1:48 am on Oct 23, 2002 (gmt 0)

WebmasterWorld Administrator 10+ Year Member Top Contributors Of The Month



On examination of the stats from an expensive WebTrends log, I felt suspicious that certain SE search terms were not being accounted for, which could have explained a dramatic upswing in traffic. Which got me suspicious about Hitbox Pro.

Am I imagining this, or are JS/Cookie trackers in fact inferior for tracking SE referrals and keyword phrases used?

Is log analysis the way to go for tracking these?

dingman

4:32 am on Oct 23, 2002 (gmt 0)

WebmasterWorld Senior Member 10+ Year Member



Just speaking as a single consumer, it's highly likely that if you're trying to track my visit to your site with js and cookies, you won't get any info on me until and unless I decide to buy. I've got a nice top-level "setting" menu in my browser with little checkboxes so that I can turn those things on and off in two clicks, and I turn them on at the point that I try to buy but get a screen telling me that the site requires one or the other. I don't know how many users do that, but if it's many it could screw up such tracking systems.

Mikkel Svendsen

10:26 pm on Oct 29, 2002 (gmt 0)

10+ Year Member



Both tracker scripts and logfiles track referrers fine - that is, IF there is any referral information. If the referrer information is filtered out or the agent simply do not pass it (like robots) there is no way for either the server monitor log or a tracker to record it.

Trackers and log files collect the data at two different points: Trackers count when the page with the script is loaded (no matter if it's loaded from your server, a browser or any other cache). Logfiles count when the webserver recieves a request for a file (which, in the case of cached pages never happen)

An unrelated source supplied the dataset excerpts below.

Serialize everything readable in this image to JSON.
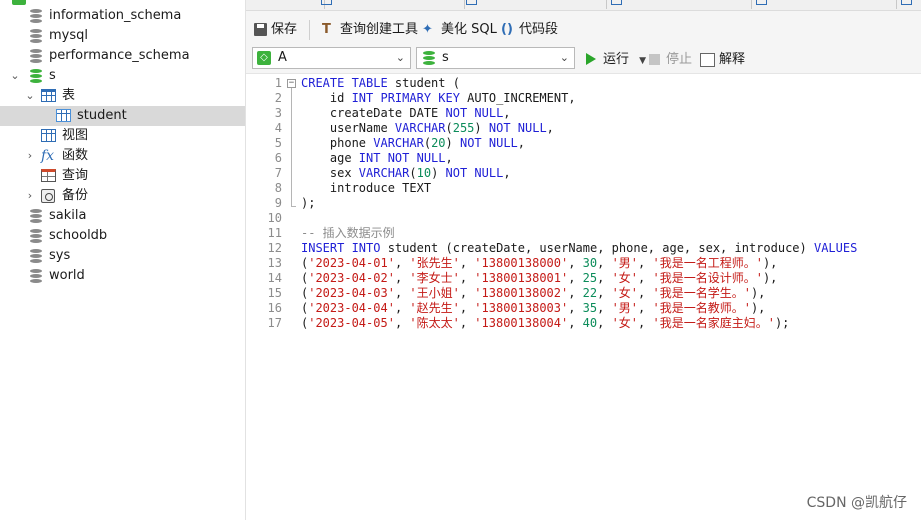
{
  "sidebar": {
    "items": [
      {
        "label": "information_schema"
      },
      {
        "label": "mysql"
      },
      {
        "label": "performance_schema"
      },
      {
        "label": "s"
      },
      {
        "label": "表"
      },
      {
        "label": "student"
      },
      {
        "label": "视图"
      },
      {
        "label": "函数"
      },
      {
        "label": "查询"
      },
      {
        "label": "备份"
      },
      {
        "label": "sakila"
      },
      {
        "label": "schooldb"
      },
      {
        "label": "sys"
      },
      {
        "label": "world"
      }
    ]
  },
  "toolbar": {
    "save_label": "保存",
    "query_builder_label": "查询创建工具",
    "beautify_label": "美化 SQL",
    "snippet_label": "代码段"
  },
  "selectors": {
    "connection_value": "A",
    "database_value": "s",
    "run_label": "运行",
    "stop_label": "停止",
    "explain_label": "解释"
  },
  "editor": {
    "line_numbers": [
      "1",
      "2",
      "3",
      "4",
      "5",
      "6",
      "7",
      "8",
      "9",
      "10",
      "11",
      "12",
      "13",
      "14",
      "15",
      "16",
      "17"
    ],
    "lines": [
      [
        [
          "kw",
          "CREATE TABLE"
        ],
        [
          "t",
          " student ("
        ]
      ],
      [
        [
          "t",
          "    id "
        ],
        [
          "kw",
          "INT PRIMARY KEY"
        ],
        [
          "t",
          " AUTO_INCREMENT,"
        ]
      ],
      [
        [
          "t",
          "    createDate DATE "
        ],
        [
          "kw",
          "NOT NULL"
        ],
        [
          "t",
          ","
        ]
      ],
      [
        [
          "t",
          "    userName "
        ],
        [
          "kw",
          "VARCHAR"
        ],
        [
          "t",
          "("
        ],
        [
          "num",
          "255"
        ],
        [
          "t",
          ") "
        ],
        [
          "kw",
          "NOT NULL"
        ],
        [
          "t",
          ","
        ]
      ],
      [
        [
          "t",
          "    phone "
        ],
        [
          "kw",
          "VARCHAR"
        ],
        [
          "t",
          "("
        ],
        [
          "num",
          "20"
        ],
        [
          "t",
          ") "
        ],
        [
          "kw",
          "NOT NULL"
        ],
        [
          "t",
          ","
        ]
      ],
      [
        [
          "t",
          "    age "
        ],
        [
          "kw",
          "INT NOT NULL"
        ],
        [
          "t",
          ","
        ]
      ],
      [
        [
          "t",
          "    sex "
        ],
        [
          "kw",
          "VARCHAR"
        ],
        [
          "t",
          "("
        ],
        [
          "num",
          "10"
        ],
        [
          "t",
          ") "
        ],
        [
          "kw",
          "NOT NULL"
        ],
        [
          "t",
          ","
        ]
      ],
      [
        [
          "t",
          "    introduce TEXT"
        ]
      ],
      [
        [
          "t",
          ");"
        ]
      ],
      [
        [
          "t",
          ""
        ]
      ],
      [
        [
          "cmt",
          "-- 插入数据示例"
        ]
      ],
      [
        [
          "kw",
          "INSERT INTO"
        ],
        [
          "t",
          " student (createDate, userName, phone, age, sex, introduce) "
        ],
        [
          "kw",
          "VALUES"
        ]
      ],
      [
        [
          "t",
          "("
        ],
        [
          "str",
          "'2023-04-01'"
        ],
        [
          "t",
          ", "
        ],
        [
          "str",
          "'张先生'"
        ],
        [
          "t",
          ", "
        ],
        [
          "str",
          "'13800138000'"
        ],
        [
          "t",
          ", "
        ],
        [
          "num",
          "30"
        ],
        [
          "t",
          ", "
        ],
        [
          "str",
          "'男'"
        ],
        [
          "t",
          ", "
        ],
        [
          "str",
          "'我是一名工程师。'"
        ],
        [
          "t",
          "),"
        ]
      ],
      [
        [
          "t",
          "("
        ],
        [
          "str",
          "'2023-04-02'"
        ],
        [
          "t",
          ", "
        ],
        [
          "str",
          "'李女士'"
        ],
        [
          "t",
          ", "
        ],
        [
          "str",
          "'13800138001'"
        ],
        [
          "t",
          ", "
        ],
        [
          "num",
          "25"
        ],
        [
          "t",
          ", "
        ],
        [
          "str",
          "'女'"
        ],
        [
          "t",
          ", "
        ],
        [
          "str",
          "'我是一名设计师。'"
        ],
        [
          "t",
          "),"
        ]
      ],
      [
        [
          "t",
          "("
        ],
        [
          "str",
          "'2023-04-03'"
        ],
        [
          "t",
          ", "
        ],
        [
          "str",
          "'王小姐'"
        ],
        [
          "t",
          ", "
        ],
        [
          "str",
          "'13800138002'"
        ],
        [
          "t",
          ", "
        ],
        [
          "num",
          "22"
        ],
        [
          "t",
          ", "
        ],
        [
          "str",
          "'女'"
        ],
        [
          "t",
          ", "
        ],
        [
          "str",
          "'我是一名学生。'"
        ],
        [
          "t",
          "),"
        ]
      ],
      [
        [
          "t",
          "("
        ],
        [
          "str",
          "'2023-04-04'"
        ],
        [
          "t",
          ", "
        ],
        [
          "str",
          "'赵先生'"
        ],
        [
          "t",
          ", "
        ],
        [
          "str",
          "'13800138003'"
        ],
        [
          "t",
          ", "
        ],
        [
          "num",
          "35"
        ],
        [
          "t",
          ", "
        ],
        [
          "str",
          "'男'"
        ],
        [
          "t",
          ", "
        ],
        [
          "str",
          "'我是一名教师。'"
        ],
        [
          "t",
          "),"
        ]
      ],
      [
        [
          "t",
          "("
        ],
        [
          "str",
          "'2023-04-05'"
        ],
        [
          "t",
          ", "
        ],
        [
          "str",
          "'陈太太'"
        ],
        [
          "t",
          ", "
        ],
        [
          "str",
          "'13800138004'"
        ],
        [
          "t",
          ", "
        ],
        [
          "num",
          "40"
        ],
        [
          "t",
          ", "
        ],
        [
          "str",
          "'女'"
        ],
        [
          "t",
          ", "
        ],
        [
          "str",
          "'我是一名家庭主妇。'"
        ],
        [
          "t",
          ");"
        ]
      ]
    ]
  },
  "watermark": "CSDN @凯航仔",
  "colors": {
    "keyword": "#1f1fd6",
    "string": "#c41a16",
    "number": "#0b8c5a",
    "comment": "#8c8c8c",
    "run_icon": "#2aa52a",
    "db_active": "#3db23d"
  }
}
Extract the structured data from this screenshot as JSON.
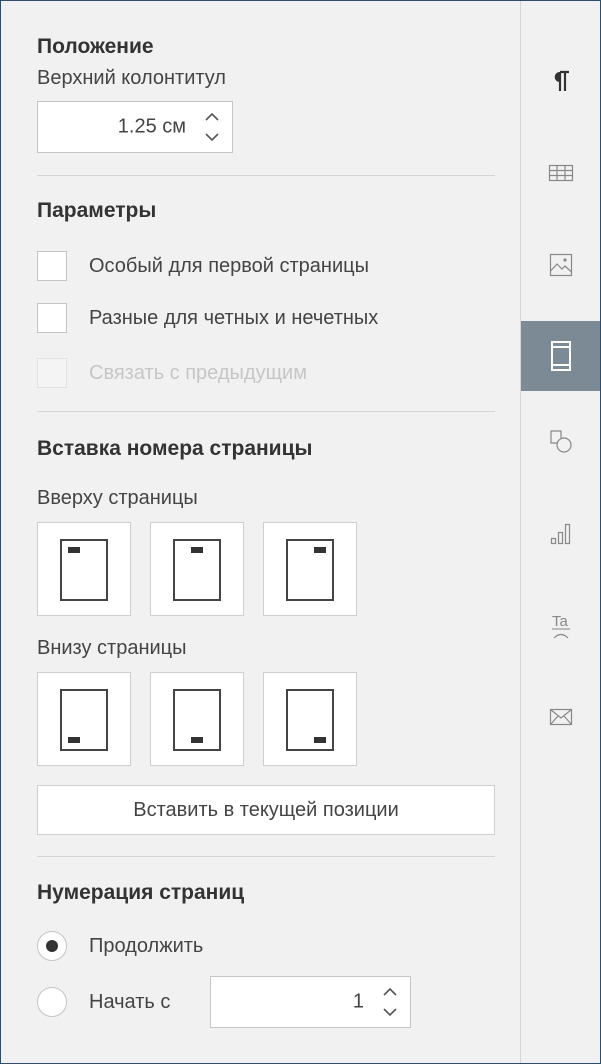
{
  "position": {
    "title": "Положение",
    "header_label": "Верхний колонтитул",
    "header_value": "1.25 см"
  },
  "params": {
    "title": "Параметры",
    "options": [
      {
        "label": "Особый для первой страницы",
        "checked": false,
        "disabled": false
      },
      {
        "label": "Разные для четных и нечетных",
        "checked": false,
        "disabled": false
      },
      {
        "label": "Связать с предыдущим",
        "checked": false,
        "disabled": true
      }
    ]
  },
  "page_number": {
    "title": "Вставка номера страницы",
    "top_label": "Вверху страницы",
    "bottom_label": "Внизу страницы",
    "top_buttons": [
      "top-left",
      "top-center",
      "top-right"
    ],
    "bottom_buttons": [
      "bottom-left",
      "bottom-center",
      "bottom-right"
    ],
    "insert_label": "Вставить в текущей позиции"
  },
  "numbering": {
    "title": "Нумерация страниц",
    "continue_label": "Продолжить",
    "start_label": "Начать с",
    "start_value": "1",
    "selected": "continue"
  },
  "right_rail": {
    "icons": [
      "paragraph-icon",
      "table-icon",
      "image-icon",
      "header-footer-icon",
      "shape-icon",
      "chart-icon",
      "text-art-icon",
      "mail-merge-icon"
    ],
    "active": "header-footer-icon",
    "active_color": "#7c8a95"
  },
  "colors": {
    "background": "#f1f1f1",
    "text": "#444444",
    "border": "#c5c5c5"
  }
}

There is one more way to collect you visitor data: By network Packet Sniffing. It gives you access to more data than what you get from trackers and logfiles (like http stop requests, user connection speed and detection of how much of each file the user got loaded before the page was abandoned).

If you compare the numbers from these three methods they are all going to be different - even if they are varified to be correct.

fathom

11:45 pm on Oct 29, 2002 (gmt 0)

WebmasterWorld Senior Member 10+ Year Member Top Contributors Of The Month



Hand down no question. BOTH.

Each has merits the other doesn't, and both start out as extreme inexpensive.